Why Jane Bravo?

My photo
One dark and boring night in 2005, sitting alone thinking about life and how weird it is, Sarah Dawood/ Drama wrote her first blogpost as Jane Bravo. What started out as a private ranting space, slowly and gradually evolved into the current blog, which talks about many events, things, and feelings. Just like all of Sarah's other social media platforms, also about many events, things, and feelings --- Instagram: thesarahdawood | snapchat: thesarahdawood | twitter: @SarahDawood | facebook: /groups/TheCoddiwomple

Tuesday, March 07, 2017

The Story of Me

Someone asked me "What's your story?"
And my whole story came flooding to my mind. 
I don't think about it often, but I never forget it either. 
It's my root, my core, and all of me, every molecule, every facet stems from there. And it's such a long story, with so many people, in so many places. 

But that's not important. 
What's important is, my story has always inspired me. I've never been disappointed by my story. 
By events in my life, sure, disappointment is part of life. But the whole story is just amazing. 
From the baby girl who was born in February during a snowstorm in Quetta at an Army hospital, to the woman I am today. I've seen so much of life, some of it I never want to see again. And other moments which move me with such blinding feelings, of love, of a Higher Power, of the goodness of people, of Karma.

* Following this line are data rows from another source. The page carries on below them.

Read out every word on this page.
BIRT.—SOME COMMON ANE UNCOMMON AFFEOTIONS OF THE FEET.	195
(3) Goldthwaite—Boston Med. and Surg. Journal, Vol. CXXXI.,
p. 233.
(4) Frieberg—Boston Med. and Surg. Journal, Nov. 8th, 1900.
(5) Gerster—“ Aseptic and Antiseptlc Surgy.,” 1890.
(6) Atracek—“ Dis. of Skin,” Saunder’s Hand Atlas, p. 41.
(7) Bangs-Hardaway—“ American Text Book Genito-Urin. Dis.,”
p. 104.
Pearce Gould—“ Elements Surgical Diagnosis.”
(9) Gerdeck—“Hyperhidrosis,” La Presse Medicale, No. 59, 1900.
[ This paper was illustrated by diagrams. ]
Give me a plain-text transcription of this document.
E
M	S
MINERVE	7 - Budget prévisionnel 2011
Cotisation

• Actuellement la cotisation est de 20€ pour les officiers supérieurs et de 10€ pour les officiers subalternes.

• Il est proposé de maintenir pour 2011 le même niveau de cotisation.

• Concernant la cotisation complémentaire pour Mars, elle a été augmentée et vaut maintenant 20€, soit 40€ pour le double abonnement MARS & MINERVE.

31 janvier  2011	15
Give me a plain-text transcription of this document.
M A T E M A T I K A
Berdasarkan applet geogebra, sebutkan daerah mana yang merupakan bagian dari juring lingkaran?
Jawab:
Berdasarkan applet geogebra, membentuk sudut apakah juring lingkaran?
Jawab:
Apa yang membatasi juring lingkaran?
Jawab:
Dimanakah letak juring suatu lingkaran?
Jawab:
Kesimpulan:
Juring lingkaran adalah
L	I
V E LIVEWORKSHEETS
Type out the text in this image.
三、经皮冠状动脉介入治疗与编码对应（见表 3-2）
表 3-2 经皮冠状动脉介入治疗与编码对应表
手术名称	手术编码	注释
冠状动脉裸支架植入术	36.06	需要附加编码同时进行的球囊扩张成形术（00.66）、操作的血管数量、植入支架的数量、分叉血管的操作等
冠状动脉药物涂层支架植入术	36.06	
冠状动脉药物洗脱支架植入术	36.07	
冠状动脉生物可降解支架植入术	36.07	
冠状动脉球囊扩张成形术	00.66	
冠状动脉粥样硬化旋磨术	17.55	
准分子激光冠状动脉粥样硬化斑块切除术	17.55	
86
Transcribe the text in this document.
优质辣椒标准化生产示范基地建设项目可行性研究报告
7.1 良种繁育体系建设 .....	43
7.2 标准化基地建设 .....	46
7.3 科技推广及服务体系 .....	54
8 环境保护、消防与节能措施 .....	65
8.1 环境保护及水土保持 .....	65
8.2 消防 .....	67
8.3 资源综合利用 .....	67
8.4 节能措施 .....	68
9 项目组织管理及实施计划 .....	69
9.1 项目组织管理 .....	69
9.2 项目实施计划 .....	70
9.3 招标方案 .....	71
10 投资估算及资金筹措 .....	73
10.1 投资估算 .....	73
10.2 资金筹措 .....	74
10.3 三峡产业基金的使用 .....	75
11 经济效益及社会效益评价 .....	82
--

My earliest memory is when I was (maybe) 5. 
It's not summer yet. Karachi afternoon. I'm in the backyard at my grandfather's house. It looks like miles and miles of grass, even though it's just an ordinary garden. But I guess everything seems exaggerated when you're little. I'm wearing a red sweater, with a monkey's face on it. The monkey is blue and yellow. He has plastic eyes. The kind with a white base and transparent cover, with a small round black disc inside which moves when you move. My aunt who's just started college comes out. She's so beautiful. She's holding a silver, shiny, round steel bowl. "Michi, dekho meine kya banaya hai!"
I'm so excited, I think it's food.
I look at the bowl and it looks like watery mud, the kind that's on the side of the lawn after it rains. "Mujhe nahin khana..."
She laughs and looks even more beautiful, then sits on the veranda steps. Puts the bowl on her side, and reaches out to take me into her arms. I love hugs, I go willingly. I notice there are sticks in the mud in the bowl. She makes me sit on her leg and takes a stick out of the mud. Then takes my hand and starts drawing on it with the muddy stick. I try to pull my hand back but she tells me not to and I listen. She promises me something amazing will happen, I believe her. Some time later, a drawing of the monkey on my shirt is on my palm. I am mesmerized by it. I didn't know then, but that mud in the bowl was Henna.

And this memory has nothing to do with the whole story, the amazing story of my life, the story which inspires me, which inspires me every day, and makes me who I am.